A workshop the Public Service Board convened on sound standards for new wind turbines drew about 50 people Friday in Montpelier, where board members heard from scientists, town officials and other Vermonters.
The proposed standards would prohibit wind energy developments from emitting sound loud enough to measure 45 decibels outside any nearby homes.
Under consideration is whether to establish a separate sound limit to be measured inside residences.
Speakers for and against wind energy both opposed a separate interior sound limit.
An interior sound standard now in effect for many Vermont wind farms, hasn’t worked well in practice, Public Service Commissioner Chris Recchia told board members.
Mandatory setbacks – or specified distances that turbines must be from residences – should be avoided as well, said consultants who spoke on behalf of Recchia’s department and the Vermont Public Interest Research Group.
Chris Ollson, an environmental health scientist from Ontario hired by the Department of Public Service, recommended that the board adopt a standard that models sound levels in a wind project’s vicinity and bar the developer from producing sounds greater than 45 decibels as measured at the exterior of any nearby residence.
Computer modeling to map out the decibel levels of sound from turbines from different locations would be the most effective method for measuring sound, said Payam Ashtianti, a sound consultant with Ontario-based Aercoustics Engineering, who also testified for the Department of Public Service. The sound could then be monitored after turbines are built, to ensure they aren’t too loud once in operation, he said.
It should be up to wind energy developers to ensure their models don’t inaccurately forecast sound levels lower than what their projects produce, he said.
Consultant Stephen Ambrose, of S.E. Ambrose & Associates, representing the group Vermonters for a Clean Environment, argued that sound whose frequency is below the human hearing range, called “infrasound,” harms human health.
Ambrose offered anecdotes about a baby crying when brought near wind turbines and said he knew of several suicides and home abandonments caused by proximity to turbines.
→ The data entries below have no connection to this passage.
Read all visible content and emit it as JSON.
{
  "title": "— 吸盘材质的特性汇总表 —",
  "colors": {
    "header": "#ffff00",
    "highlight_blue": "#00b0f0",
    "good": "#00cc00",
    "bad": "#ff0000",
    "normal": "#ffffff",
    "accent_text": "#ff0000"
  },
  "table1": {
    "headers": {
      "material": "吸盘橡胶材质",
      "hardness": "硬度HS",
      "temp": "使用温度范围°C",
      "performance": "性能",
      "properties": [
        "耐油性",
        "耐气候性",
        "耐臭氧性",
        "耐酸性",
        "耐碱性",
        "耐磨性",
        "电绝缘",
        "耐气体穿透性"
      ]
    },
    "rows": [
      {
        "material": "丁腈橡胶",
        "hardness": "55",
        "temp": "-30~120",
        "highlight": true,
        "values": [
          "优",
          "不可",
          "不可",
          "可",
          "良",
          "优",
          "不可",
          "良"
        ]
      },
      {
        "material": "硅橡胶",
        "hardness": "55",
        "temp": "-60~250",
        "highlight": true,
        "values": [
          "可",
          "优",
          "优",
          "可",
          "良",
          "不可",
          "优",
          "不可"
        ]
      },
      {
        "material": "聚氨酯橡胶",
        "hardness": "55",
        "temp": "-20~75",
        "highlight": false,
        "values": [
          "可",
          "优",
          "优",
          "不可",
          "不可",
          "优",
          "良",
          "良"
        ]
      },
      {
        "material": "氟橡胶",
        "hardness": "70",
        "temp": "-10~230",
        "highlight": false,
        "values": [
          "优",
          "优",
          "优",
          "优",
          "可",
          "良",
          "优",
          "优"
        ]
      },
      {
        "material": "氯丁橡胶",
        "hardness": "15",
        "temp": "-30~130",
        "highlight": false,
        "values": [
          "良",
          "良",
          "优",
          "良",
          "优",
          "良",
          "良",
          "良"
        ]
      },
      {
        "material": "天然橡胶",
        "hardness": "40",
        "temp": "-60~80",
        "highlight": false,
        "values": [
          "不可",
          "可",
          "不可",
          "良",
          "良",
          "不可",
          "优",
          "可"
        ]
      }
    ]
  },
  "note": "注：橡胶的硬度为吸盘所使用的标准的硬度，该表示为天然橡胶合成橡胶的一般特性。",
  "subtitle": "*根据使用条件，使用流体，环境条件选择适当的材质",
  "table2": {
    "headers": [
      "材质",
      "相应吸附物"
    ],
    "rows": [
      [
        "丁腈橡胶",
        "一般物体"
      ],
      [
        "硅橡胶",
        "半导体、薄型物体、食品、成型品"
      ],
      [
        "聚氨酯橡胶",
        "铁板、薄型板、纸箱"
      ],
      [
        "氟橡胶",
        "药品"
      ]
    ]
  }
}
He did not provide scientific evidence showing cause and effect.
A massive two-year study by the Canadian government that ended in 2014 found – as has the overwhelming majority of modern peer-reviewed scientific research – that sound from wind turbines does not damage health.
Public Service Board member Margaret Cheney said the rules under consideration have not yet entered the formal rulemaking process. Further public hearings and comment periods will occur once the formal process begins, she said.
The next hearing on the sound standards has not been scheduled.
The standards are a requirement of Act 174, adopted by the Legislature this year.
(This story has been updated to add Stephen Ambrose’s affiliation.)